1. The title of your latest report about U.S. infrastructure, Not Everything Is Broken, seems more optimistic than messages we usually hear. Is the work optimistic, and, if so, how so?
I like to think that the work is more realistic than optimistic. The data do not support a picture of precipitous decline in national spending on the physical condition of transportation and water infrastructure. Big, unfounded claims that everything is falling apart draw attention away from the more-pressing problems that really do require a federal role.
In fact, the United States does need to better maintain, modernize, innovate, and build resilience into our infrastructure, but, to be effective, the federal government should focus on problems that cannot easily be fixed by state and local governments alone. This means that an across-the-board ramp-up of federal spending is unlikely to address the infrastructure problems that need fixing. Lasting changes will require thoughtful consideration of targeted spending priorities, policy constraints, and regional differences.
2. Is this true for the Gulf States region as well, and, if so, how so?
Regions vary in their needs. Each region ought to have its own priorities for investment that will lead to economic growth, greater resilience to natural disasters, improved environmental quality, and other measures of well-being. Investment needs in the Northeast are likely to be quite different from those of the Gulf States, the Midwest, or the Pacific Northwest.
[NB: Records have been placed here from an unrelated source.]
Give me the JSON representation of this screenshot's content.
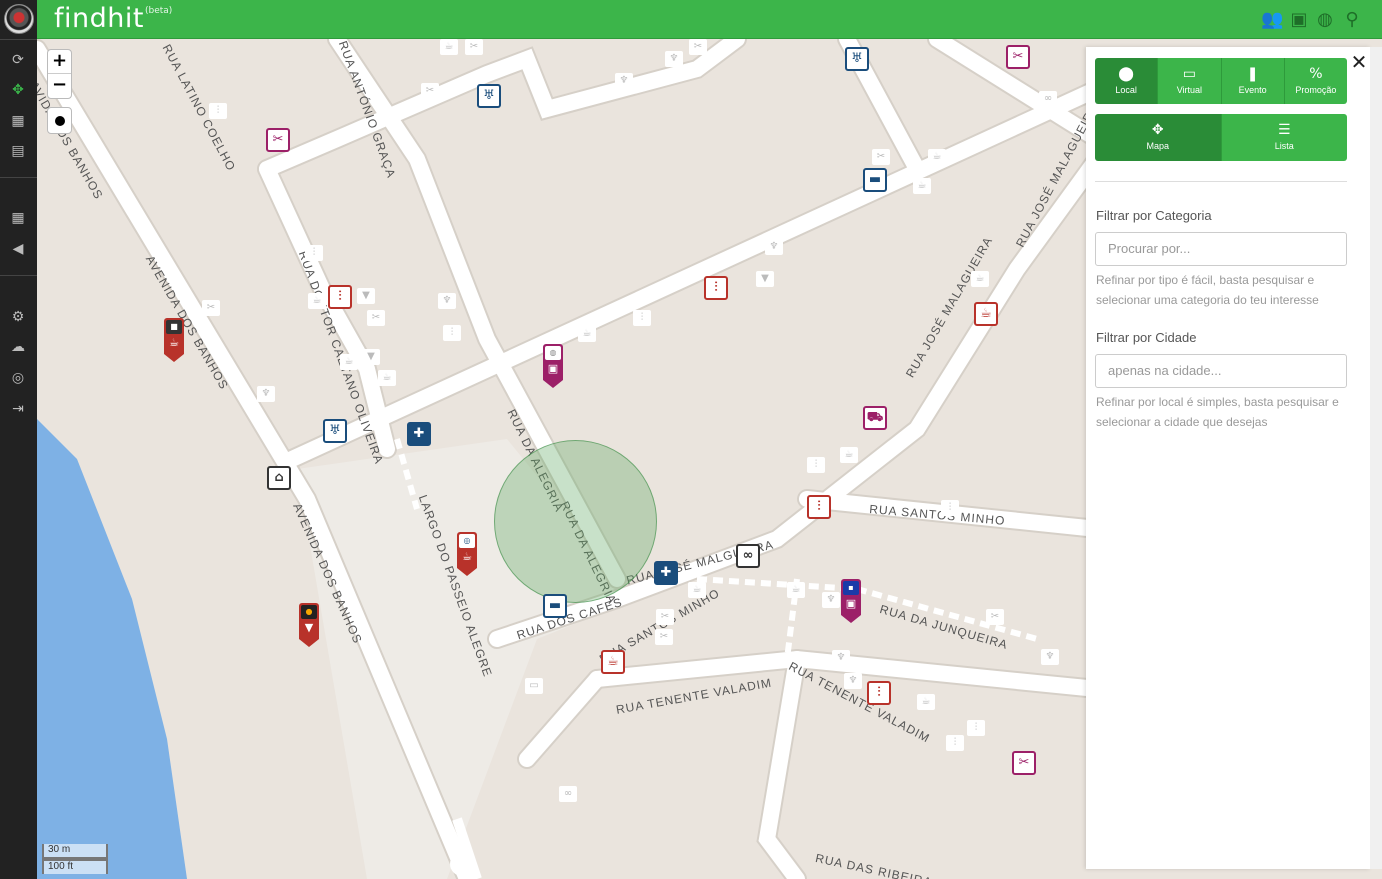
{
  "app": {
    "logo": "findhit",
    "badge": "(beta)"
  },
  "sidebar": {
    "items": [
      {
        "icon": "refresh-icon",
        "glyph": "⟳"
      },
      {
        "icon": "crosshair-icon",
        "glyph": "✥"
      },
      {
        "icon": "calendar-icon",
        "glyph": "▦"
      },
      {
        "icon": "contacts-icon",
        "glyph": "▤"
      },
      {
        "icon": "dashboard-icon",
        "glyph": "▦"
      },
      {
        "icon": "megaphone-icon",
        "glyph": "◀"
      },
      {
        "icon": "gear-icon",
        "glyph": "⚙"
      },
      {
        "icon": "cloud-icon",
        "glyph": "☁"
      },
      {
        "icon": "lifebuoy-icon",
        "glyph": "◎"
      },
      {
        "icon": "signout-icon",
        "glyph": "⇥"
      }
    ]
  },
  "topbar": {
    "icons": [
      {
        "name": "users-icon",
        "glyph": "👥"
      },
      {
        "name": "chat-icon",
        "glyph": "▣"
      },
      {
        "name": "globe-icon",
        "glyph": "◍"
      },
      {
        "name": "search-icon",
        "glyph": "⚲"
      }
    ],
    "accent": "#3cb54a"
  },
  "map": {
    "zoom_in": "+",
    "zoom_out": "−",
    "scale_metric": "30 m",
    "scale_imperial": "100 ft",
    "streets": [
      "RUA LATINO COELHO",
      "RUA ANTÓNIO GRAÇA",
      "AVENIDA DOS BANHOS",
      "AVENIDA DOS BANHOS",
      "RUA DOUTOR CAETANO OLIVEIRA",
      "RUA DA ALEGRIA",
      "RUA DA ALEGRIA",
      "LARGO DO PASSEIO ALEGRE",
      "RUA JOSÉ MALAGUEIRA",
      "RUA JOSÉ MALAGUEIRA",
      "RUA SANTOS MINHO",
      "RUA JOSÉ MALGUEIRA",
      "RUA DA JUNQUEIRA",
      "RUA TENENTE VALADIM",
      "RUA TENENTE VALADIM",
      "RUA DOS CAFES",
      "RUA SANTOS MINHO",
      "RUA DAS RIBEIRAS",
      "AVIDA DOS BANHOS"
    ]
  },
  "panel": {
    "tabs": [
      {
        "label": "Local",
        "icon": "map-marker-icon",
        "glyph": "⬤"
      },
      {
        "label": "Virtual",
        "icon": "browser-icon",
        "glyph": "▭"
      },
      {
        "label": "Evento",
        "icon": "bookmark-icon",
        "glyph": "❚"
      },
      {
        "label": "Promoção",
        "icon": "percent-icon",
        "glyph": "%"
      }
    ],
    "views": [
      {
        "label": "Mapa",
        "icon": "crosshair-icon",
        "glyph": "✥"
      },
      {
        "label": "Lista",
        "icon": "list-icon",
        "glyph": "☰"
      }
    ],
    "category_label": "Filtrar por Categoria",
    "category_placeholder": "Procurar por...",
    "category_help": "Refinar por tipo é fácil, basta pesquisar e selecionar uma categoria do teu interesse",
    "city_label": "Filtrar por Cidade",
    "city_placeholder": "apenas na cidade...",
    "city_help": "Refinar por local é simples, basta pesquisar e selecionar a cidade que desejas",
    "close": "✕"
  }
}
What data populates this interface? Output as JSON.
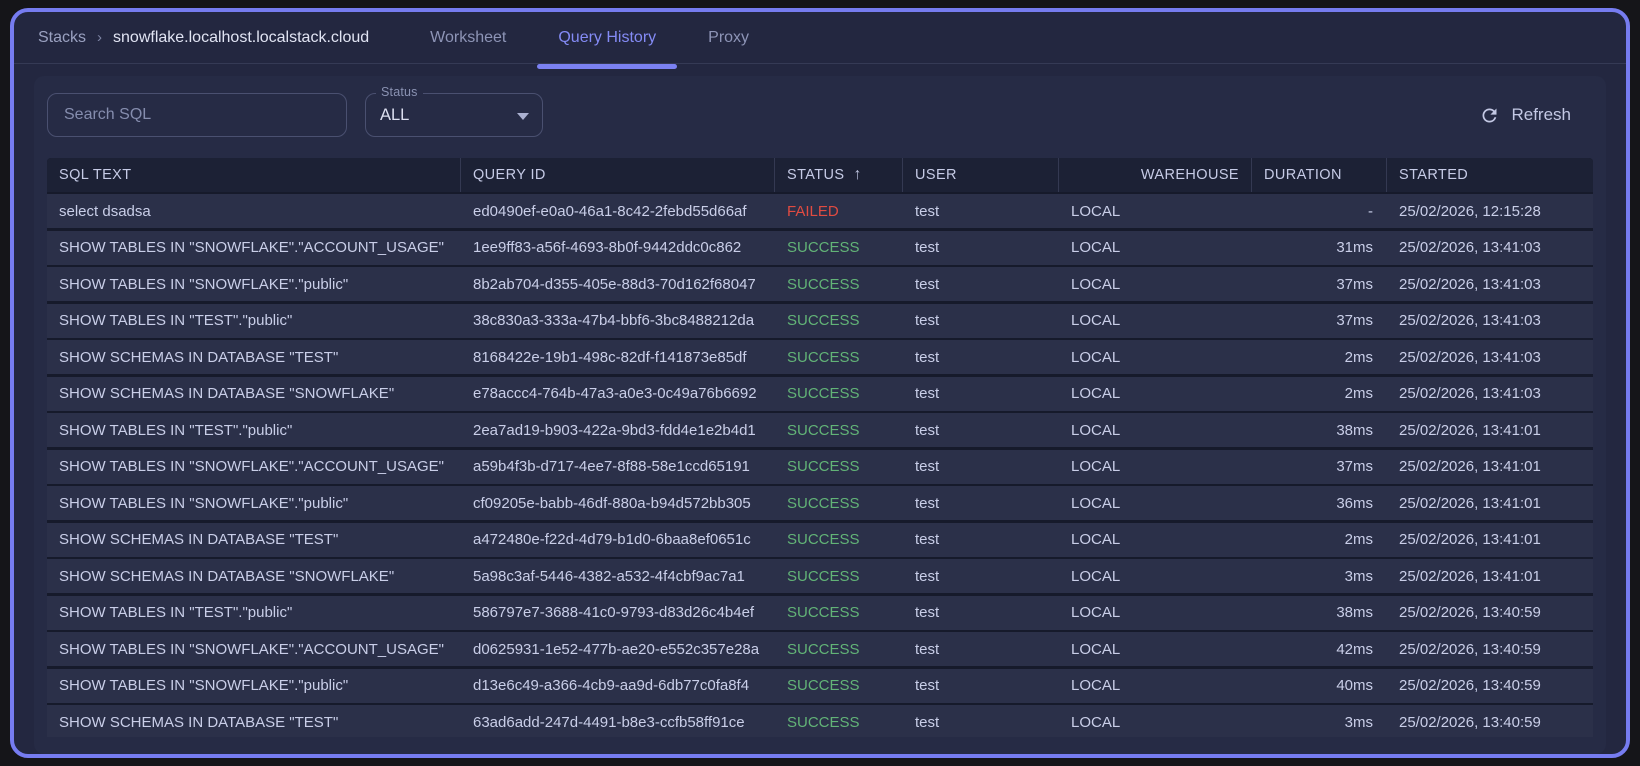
{
  "colors": {
    "accent": "#767cf0",
    "failed": "#e14b41",
    "success": "#62b377",
    "window_bg": "#232740",
    "card_bg": "#262b45",
    "row_bg": "#2b3049",
    "header_bg": "#1c2135"
  },
  "header": {
    "breadcrumb": {
      "root": "Stacks",
      "separator": "›",
      "current": "snowflake.localhost.localstack.cloud"
    },
    "tabs": [
      {
        "label": "Worksheet"
      },
      {
        "label": "Query History",
        "active": true
      },
      {
        "label": "Proxy"
      }
    ]
  },
  "toolbar": {
    "search_placeholder": "Search SQL",
    "status_filter": {
      "label": "Status",
      "value": "ALL"
    },
    "refresh_label": "Refresh"
  },
  "table": {
    "columns": [
      {
        "label": "SQL TEXT"
      },
      {
        "label": "QUERY ID"
      },
      {
        "label": "STATUS",
        "sort_icon": "↑"
      },
      {
        "label": "USER"
      },
      {
        "label": "WAREHOUSE"
      },
      {
        "label": "DURATION"
      },
      {
        "label": "STARTED"
      }
    ],
    "rows": [
      {
        "sql": "select dsadsa",
        "query_id": "ed0490ef-e0a0-46a1-8c42-2febd55d66af",
        "status": "FAILED",
        "user": "test",
        "warehouse": "LOCAL",
        "duration": "-",
        "started": "25/02/2026, 12:15:28"
      },
      {
        "sql": "SHOW TABLES IN \"SNOWFLAKE\".\"ACCOUNT_USAGE\"",
        "query_id": "1ee9ff83-a56f-4693-8b0f-9442ddc0c862",
        "status": "SUCCESS",
        "user": "test",
        "warehouse": "LOCAL",
        "duration": "31ms",
        "started": "25/02/2026, 13:41:03"
      },
      {
        "sql": "SHOW TABLES IN \"SNOWFLAKE\".\"public\"",
        "query_id": "8b2ab704-d355-405e-88d3-70d162f68047",
        "status": "SUCCESS",
        "user": "test",
        "warehouse": "LOCAL",
        "duration": "37ms",
        "started": "25/02/2026, 13:41:03"
      },
      {
        "sql": "SHOW TABLES IN \"TEST\".\"public\"",
        "query_id": "38c830a3-333a-47b4-bbf6-3bc8488212da",
        "status": "SUCCESS",
        "user": "test",
        "warehouse": "LOCAL",
        "duration": "37ms",
        "started": "25/02/2026, 13:41:03"
      },
      {
        "sql": "SHOW SCHEMAS IN DATABASE \"TEST\"",
        "query_id": "8168422e-19b1-498c-82df-f141873e85df",
        "status": "SUCCESS",
        "user": "test",
        "warehouse": "LOCAL",
        "duration": "2ms",
        "started": "25/02/2026, 13:41:03"
      },
      {
        "sql": "SHOW SCHEMAS IN DATABASE \"SNOWFLAKE\"",
        "query_id": "e78accc4-764b-47a3-a0e3-0c49a76b6692",
        "status": "SUCCESS",
        "user": "test",
        "warehouse": "LOCAL",
        "duration": "2ms",
        "started": "25/02/2026, 13:41:03"
      },
      {
        "sql": "SHOW TABLES IN \"TEST\".\"public\"",
        "query_id": "2ea7ad19-b903-422a-9bd3-fdd4e1e2b4d1",
        "status": "SUCCESS",
        "user": "test",
        "warehouse": "LOCAL",
        "duration": "38ms",
        "started": "25/02/2026, 13:41:01"
      },
      {
        "sql": "SHOW TABLES IN \"SNOWFLAKE\".\"ACCOUNT_USAGE\"",
        "query_id": "a59b4f3b-d717-4ee7-8f88-58e1ccd65191",
        "status": "SUCCESS",
        "user": "test",
        "warehouse": "LOCAL",
        "duration": "37ms",
        "started": "25/02/2026, 13:41:01"
      },
      {
        "sql": "SHOW TABLES IN \"SNOWFLAKE\".\"public\"",
        "query_id": "cf09205e-babb-46df-880a-b94d572bb305",
        "status": "SUCCESS",
        "user": "test",
        "warehouse": "LOCAL",
        "duration": "36ms",
        "started": "25/02/2026, 13:41:01"
      },
      {
        "sql": "SHOW SCHEMAS IN DATABASE \"TEST\"",
        "query_id": "a472480e-f22d-4d79-b1d0-6baa8ef0651c",
        "status": "SUCCESS",
        "user": "test",
        "warehouse": "LOCAL",
        "duration": "2ms",
        "started": "25/02/2026, 13:41:01"
      },
      {
        "sql": "SHOW SCHEMAS IN DATABASE \"SNOWFLAKE\"",
        "query_id": "5a98c3af-5446-4382-a532-4f4cbf9ac7a1",
        "status": "SUCCESS",
        "user": "test",
        "warehouse": "LOCAL",
        "duration": "3ms",
        "started": "25/02/2026, 13:41:01"
      },
      {
        "sql": "SHOW TABLES IN \"TEST\".\"public\"",
        "query_id": "586797e7-3688-41c0-9793-d83d26c4b4ef",
        "status": "SUCCESS",
        "user": "test",
        "warehouse": "LOCAL",
        "duration": "38ms",
        "started": "25/02/2026, 13:40:59"
      },
      {
        "sql": "SHOW TABLES IN \"SNOWFLAKE\".\"ACCOUNT_USAGE\"",
        "query_id": "d0625931-1e52-477b-ae20-e552c357e28a",
        "status": "SUCCESS",
        "user": "test",
        "warehouse": "LOCAL",
        "duration": "42ms",
        "started": "25/02/2026, 13:40:59"
      },
      {
        "sql": "SHOW TABLES IN \"SNOWFLAKE\".\"public\"",
        "query_id": "d13e6c49-a366-4cb9-aa9d-6db77c0fa8f4",
        "status": "SUCCESS",
        "user": "test",
        "warehouse": "LOCAL",
        "duration": "40ms",
        "started": "25/02/2026, 13:40:59"
      },
      {
        "sql": "SHOW SCHEMAS IN DATABASE \"TEST\"",
        "query_id": "63ad6add-247d-4491-b8e3-ccfb58ff91ce",
        "status": "SUCCESS",
        "user": "test",
        "warehouse": "LOCAL",
        "duration": "3ms",
        "started": "25/02/2026, 13:40:59"
      }
    ]
  }
}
The Gulf States region plays a vital role in our national economy through its ports, waterways, and industrial base. Rather than thinking state by state, leaders in the Gulf States should be asking what types of federal investments in infrastructure would strengthen the competitiveness and well-being of the region at large. Funding is limited, so there’s real value in establishing priorities and pursuing the projects likely to deliver the greatest benefits.
3. How should policymakers act on the findings of this research?
One of the most-important recommendations we offer to the federal government is to develop a long-term vision and game plan for thinking about what it can and should do. It is critical that the federal government set priorities and align its spending and tax policies to address national and regional needs and projects that matter most—and that state and local governments cannot be expected to fulfill on their own. This approach would be in marked contrast to the unfocused federal spending across all types of infrastructure and reliance on shovel-ready projects as was done in the stimulus package of 2009.
There are a number of infrastructure problems that need attention. For example, more than 60 percent of the interstate highway system was built before 1970, and a renewed national road network is needed no less now than it was in the 1950s. Freight hubs connecting rail, roads, and ports around the country are congested and reaching their limits. Urban stormwater runoff in coastal and inland cities is a huge challenge that is likely to get worse. We can expect more flooding disasters like the one in Houston last year. There are many cities in the United States with storm drainage systems that cannot handle more-intense rainfall.
Although the federal government cannot pay to fix everything, it should have a coherent vision of how it can use partnerships with state and local governments and the private sector to facilitate economic growth, address regional equity, and continue to protect public health and environmental quality.
4. How did you become involved in the Not Everything Is Broken project?
In early 2016, I proposed this study as a RAND-initiated research project, anticipating that infrastructure policy was likely to be on the agenda of a new administration beginning in 2017, regardless of which candidate ended up winning the election. It’s an area of public policy that I think receives inadequate attention, and it’s one that I have worked on, on and off, for nearly four decades.